La pro­po­si­tion est donc que l’É­tat – qui dis­pose des fonds d’aide à l’emploi et aux pays en déve­lop­pe­ment, au moins jus­qu’à un cer­tain point – mette au concours des pro­jets de déve­lop­pe­ment qu’il (par ses admi­nis­tra­tions locales en géné­ral) spé­ci­fie­ra, avec obli­ga­tion d’embauche. Obli­ga­tion de créer un emploi pen­dant un an pour chaque tranche de finan­ce­ment de 100 000 francs (envi­ron) d’un pro­jet de déve­lop­pe­ment. 10 mil­liards amènent alors 100 000 emplois. Avec de plus cer­taines aides et dégrè­ve­ments déjà en place, l’o­bli­ga­tion d’embauche est par­fai­te­ment sup­por­table, et l’ef­fi­ca­ci­té immé­diate sur l’emploi sera garantie.

Les pro­jets de déve­lop­pe­ment seront des pro­jets sociaux, au sens large, en France, des pro­jets d’aide, au sens plus large encore, dans les pays en déve­lop­pe­ment, qui ne se feraient pas sans ce finan­ce­ment. On évi­te­ra ain­si de per­tur­ber le mar­ché des besoins sol­vables. Les entre­prises et les asso­cia­tions devraient être fort nom­breuses à sou­mis­sion­ner, l’i­ni­tia­tive pri­vée ayant donc un grand rôle dans l’af­faire. Un contrôle des pro­jets, de l’ob­ten­tion de résul­tats, de la réa­li­té des embauches, sera exer­cé par les admi­nis­tra­tions adéquates.

Ain­si on pour­rait trans­for­mer des chô­meurs en sala­riés du déve­lop­pe­ment. Il n’y a pas d’ac­ti­vi­té plus moti­vante. Les besoins à satis­faire étant rela­ti­ve­ment simples pour une bonne par­tie (loge­ments, soins, édu­ca­tion, etc., élé­men­taires), des per­sonnes sans qua­li­fi­ca­tion consi­dé­rable, très moti­vées et après peut-être une for­ma­tion, pour­ront y tra­vailler, retrou­vant un but, une uti­li­té, un espoir. Les immi­grés, par exemple, connaissent les besoins réels, le contexte cultu­rel, de groupes en dif­fi­cul­té dans leur pays d’o­ri­gine ou en France. Cer­tains pour­raient donc tra­vailler uti­le­ment à ces projets.
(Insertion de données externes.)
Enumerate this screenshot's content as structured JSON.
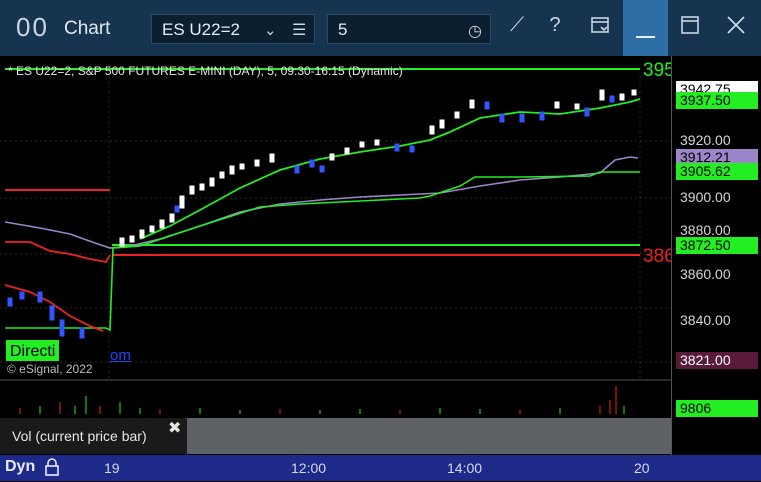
{
  "window": {
    "logo": "00",
    "title": "Chart",
    "symbol_value": "ES U22=2",
    "interval_value": "5"
  },
  "chart": {
    "header": "* ES U22=2, S&P 500 FUTURES E-MINI (DAY), 5, 09:30-16:15 (Dynamic)",
    "watermark": "© eSignal, 2022",
    "direction_label": "Directi",
    "direction_suffix": "om",
    "right_label_green": "395",
    "right_label_red": "386"
  },
  "price_axis": {
    "ticks": [
      "3920.00",
      "3900.00",
      "3880.00",
      "3860.00",
      "3840.00"
    ],
    "tags": [
      {
        "text": "3942.75",
        "bg": "#ffffff",
        "fg": "#000000"
      },
      {
        "text": "3937.50",
        "bg": "#22ee22",
        "fg": "#000000"
      },
      {
        "text": "3912.21",
        "bg": "#9b86c9",
        "fg": "#000000"
      },
      {
        "text": "3905.62",
        "bg": "#22ee22",
        "fg": "#000000"
      },
      {
        "text": "3872.50",
        "bg": "#22ee22",
        "fg": "#000000"
      },
      {
        "text": "3821.00",
        "bg": "#5a1a3a",
        "fg": "#ffffff"
      },
      {
        "text": "9806",
        "bg": "#22ee22",
        "fg": "#000000"
      }
    ]
  },
  "volume_panel": {
    "label": "Vol (current price bar)",
    "close_icon": "✖"
  },
  "time_axis": {
    "mode_label": "Dyn",
    "labels": [
      "19",
      "12:00",
      "14:00",
      "20"
    ]
  },
  "colors": {
    "title_bar": "#16344f",
    "accent_green": "#22ee22",
    "accent_red": "#ee2222",
    "time_axis_bg": "#1d2a8a"
  }
}
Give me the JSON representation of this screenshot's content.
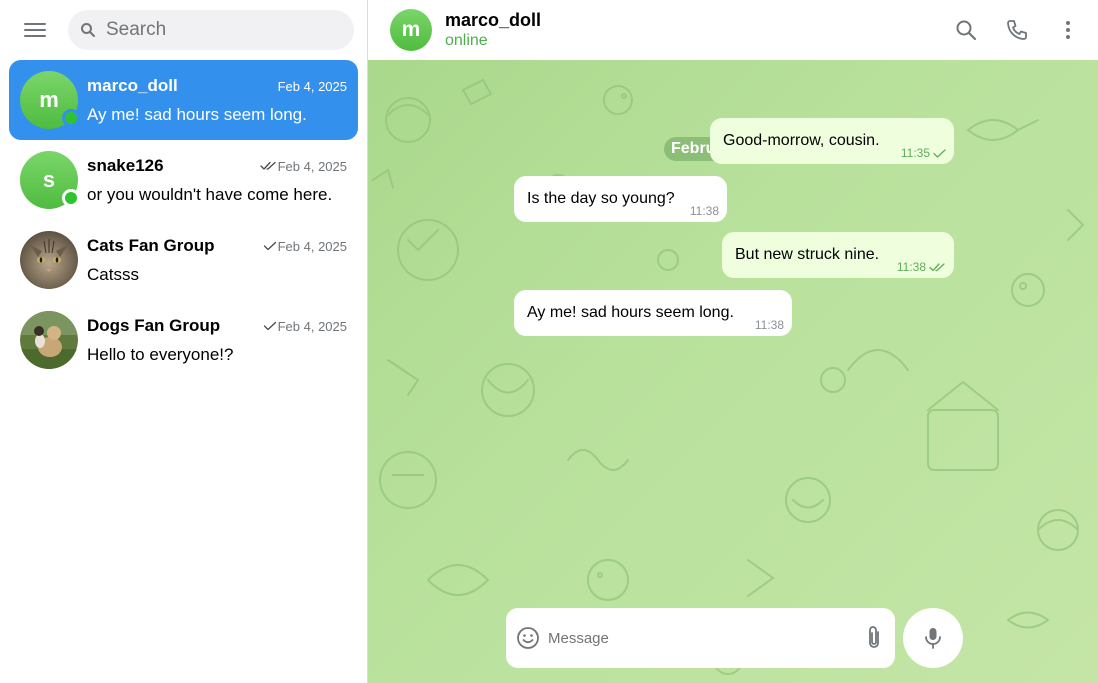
{
  "search": {
    "placeholder": "Search"
  },
  "chats": [
    {
      "name": "marco_doll",
      "avatar_letter": "m",
      "date": "Feb 4, 2025",
      "preview": "Ay me! sad hours seem long.",
      "active": true,
      "online": true,
      "status_icon": "none"
    },
    {
      "name": "snake126",
      "avatar_letter": "s",
      "date": "Feb 4, 2025",
      "preview": "or you wouldn't have come here.",
      "active": false,
      "online": true,
      "status_icon": "double-check-icon"
    },
    {
      "name": "Cats Fan Group",
      "avatar_image": "cat-photo",
      "date": "Feb 4, 2025",
      "preview": "Catsss",
      "active": false,
      "online": false,
      "status_icon": "check-icon"
    },
    {
      "name": "Dogs Fan Group",
      "avatar_image": "dog-photo",
      "date": "Feb 4, 2025",
      "preview": "Hello to everyone!?",
      "active": false,
      "online": false,
      "status_icon": "check-icon"
    }
  ],
  "header": {
    "name": "marco_doll",
    "avatar_letter": "m",
    "status": "online"
  },
  "date_separator": "February 4, 2025",
  "messages": [
    {
      "text": "Good-morrow, cousin.",
      "time": "11:35",
      "direction": "out",
      "status_icon": "check-icon"
    },
    {
      "text": "Is the day so young?",
      "time": "11:38",
      "direction": "in"
    },
    {
      "text": "But new struck nine.",
      "time": "11:38",
      "direction": "out",
      "status_icon": "double-check-icon"
    },
    {
      "text": "Ay me! sad hours seem long.",
      "time": "11:38",
      "direction": "in"
    }
  ],
  "composer": {
    "placeholder": "Message"
  },
  "colors": {
    "accent": "#3390ec",
    "online": "#4fae4e",
    "outgoing_bubble": "#efffde",
    "chat_background": "#b8e19c"
  }
}
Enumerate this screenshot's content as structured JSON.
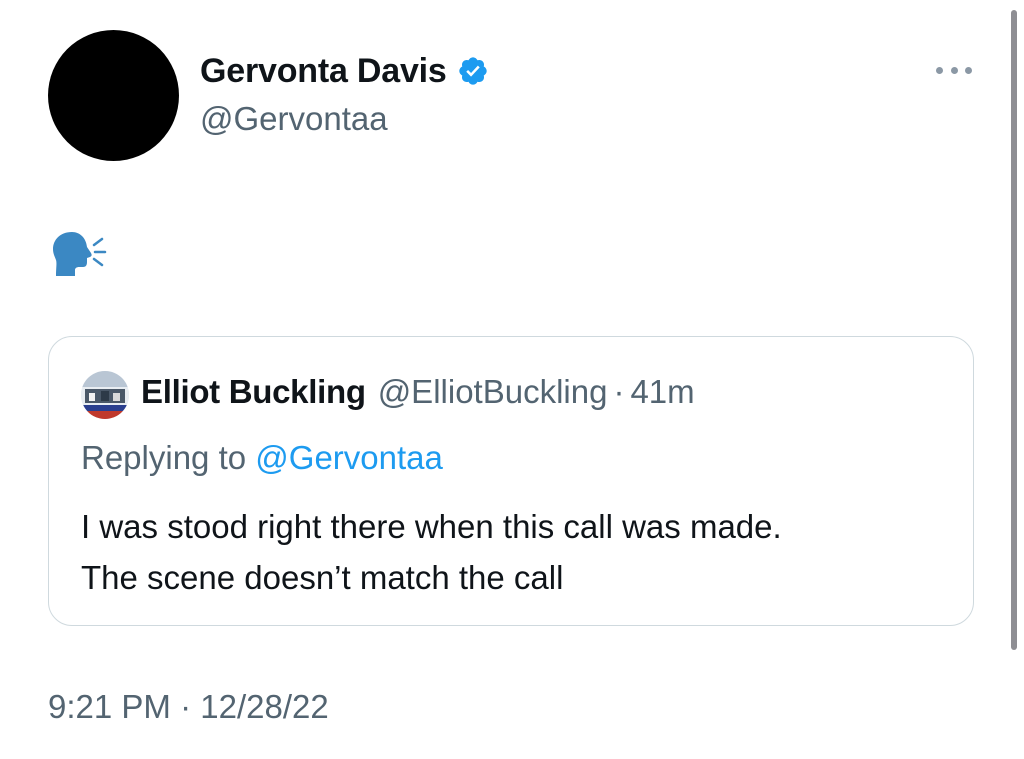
{
  "tweet": {
    "author": {
      "name": "Gervonta Davis",
      "handle": "@Gervontaa",
      "verified": true
    },
    "more_icon": "more-dots-icon",
    "text_icon": "speaking-head-icon",
    "timestamp": {
      "time": "9:21 PM",
      "separator": "·",
      "date": "12/28/22"
    }
  },
  "quote": {
    "author_name": "Elliot Buckling",
    "author_handle": "@ElliotBuckling",
    "separator": "·",
    "time_ago": "41m",
    "replying_prefix": "Replying to",
    "replying_mention": "@Gervontaa",
    "text_line1": "I was stood right there when this call was made.",
    "text_line2": "The scene doesn’t match the call"
  },
  "colors": {
    "primary_text": "#0f1419",
    "secondary_text": "#536471",
    "accent_blue": "#1d9bf0",
    "border": "#cfd9de",
    "verified_badge": "#1d9bf0",
    "emoji_head": "#3b88c3"
  }
}
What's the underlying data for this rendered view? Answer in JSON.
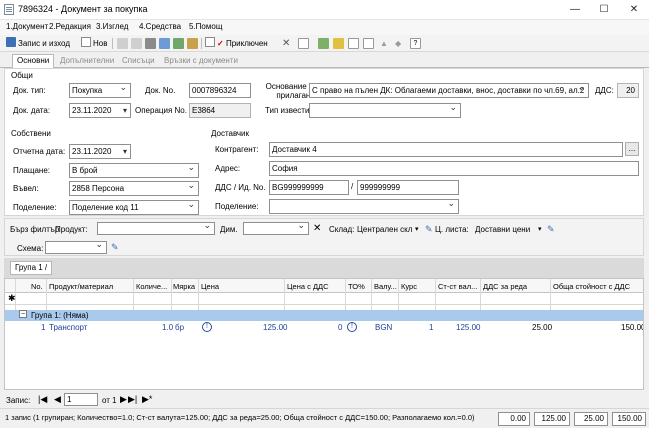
{
  "window": {
    "title": "7896324 - Документ за покупка",
    "minimize": "—",
    "maximize": "☐",
    "close": "✕"
  },
  "menu": [
    "1.Документ",
    "2.Редакция",
    "3.Изглед",
    "4.Средства",
    "5.Помощ"
  ],
  "toolbar": {
    "save_exit": "Запис и изход",
    "new": "Нов",
    "approved": "Приключен"
  },
  "tabs": [
    "Основни",
    "Допълнителни",
    "Списъци",
    "Връзки с документи"
  ],
  "general": {
    "group_label": "Общи",
    "doc_type_label": "Док. тип:",
    "doc_type": "Покупка",
    "doc_no_label": "Док. No.",
    "doc_no": "0007896324",
    "basis_label": "Основание за прилагане:",
    "basis": "С право на пълен ДК: Облагаеми доставки, внос, доставки по чл.69, ал.2",
    "vat_label": "ДДС:",
    "vat": "20",
    "doc_date_label": "Док. дата:",
    "doc_date": "23.11.2020",
    "operation_label": "Операция No.",
    "operation": "E3864",
    "notice_type_label": "Тип известие:",
    "notice_type": ""
  },
  "own": {
    "group_label": "Собствени",
    "report_date_label": "Отчетна дата:",
    "report_date": "23.11.2020",
    "payment_label": "Плащане:",
    "payment": "В брой",
    "entered_label": "Въвел:",
    "entered": "2858 Персона",
    "division_label": "Поделение:",
    "division": "Поделение код 11"
  },
  "supplier": {
    "group_label": "Доставчик",
    "contractor_label": "Контрагент:",
    "contractor": "Доставчик 4",
    "browse": "...",
    "address_label": "Адрес:",
    "address": "София",
    "vat_id_label": "ДДС / Ид. No.",
    "vat_no": "BG999999999",
    "slash": "/",
    "id_no": "999999999",
    "division_label": "Поделение:",
    "division": ""
  },
  "filter": {
    "quick_filter": "Бърз филтър",
    "product_label": "Продукт:",
    "product": "",
    "dim_label": "Дим.",
    "dim": "",
    "warehouse_label": "Склад:",
    "warehouse": "Централен скл",
    "pricelist_label": "Ц. листа:",
    "pricelist": "Доставни цени",
    "scheme_label": "Схема:",
    "scheme": ""
  },
  "grouping": {
    "chip": "Група 1 /"
  },
  "grid": {
    "columns": [
      "No.",
      "Продукт/материал",
      "Количе...",
      "Мярка",
      "Цена",
      "Цена с ДДС",
      "ТО%",
      "Валу...",
      "Курс",
      "Ст-ст вал...",
      "ДДС за реда",
      "Обща стойност с ДДС"
    ],
    "group_row": "Група 1: (Няма)",
    "rows": [
      {
        "no": "1",
        "product": "Транспорт",
        "qty": "1.0",
        "unit": "бр",
        "price": "125.00",
        "price_vat": "0",
        "to": "BGN",
        "currency": "1",
        "rate": "125.00",
        "cur_value": "25.00",
        "vat_row": "150.00"
      }
    ]
  },
  "nav": {
    "label": "Запис:",
    "record": "1",
    "of": "от 1"
  },
  "status": {
    "text": "1 запис (1 групиран; Количество=1.0; Ст-ст валута=125.00; ДДС за реда=25.00; Обща стойност с ДДС=150.00; Разполагаемо кол.=0.0)",
    "totals": [
      "0.00",
      "125.00",
      "25.00",
      "150.00"
    ]
  },
  "colors": {
    "group_row": "#a9c9ed",
    "link_text": "#1f3f9a"
  }
}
On peut espé­rer toute une série de béné­fices. L’a­mé­lio­ra­tion de la situa­tion des dému­nis en France par les résul­tats des pro­jets (équi­pe­ments sociaux, ser­vices). Une contri­bu­tion à la réduc­tion du mena­çant et insup­por­table dés­équi­libre Nord Sud et la créa­tion de liens de soli­da­ri­té avec ces pays en déve­lop­pe­ment, nos futurs clients. Immé­dia­te­ment, la créa­tion d’emplois réels, pour satis­faire des besoins réels et non cou­verts actuel­le­ment. La remo­ti­va­tion et l’es­poir pour beau­coup, en com­blant la frac­ture sociale qui actuel­le­ment s’élargit.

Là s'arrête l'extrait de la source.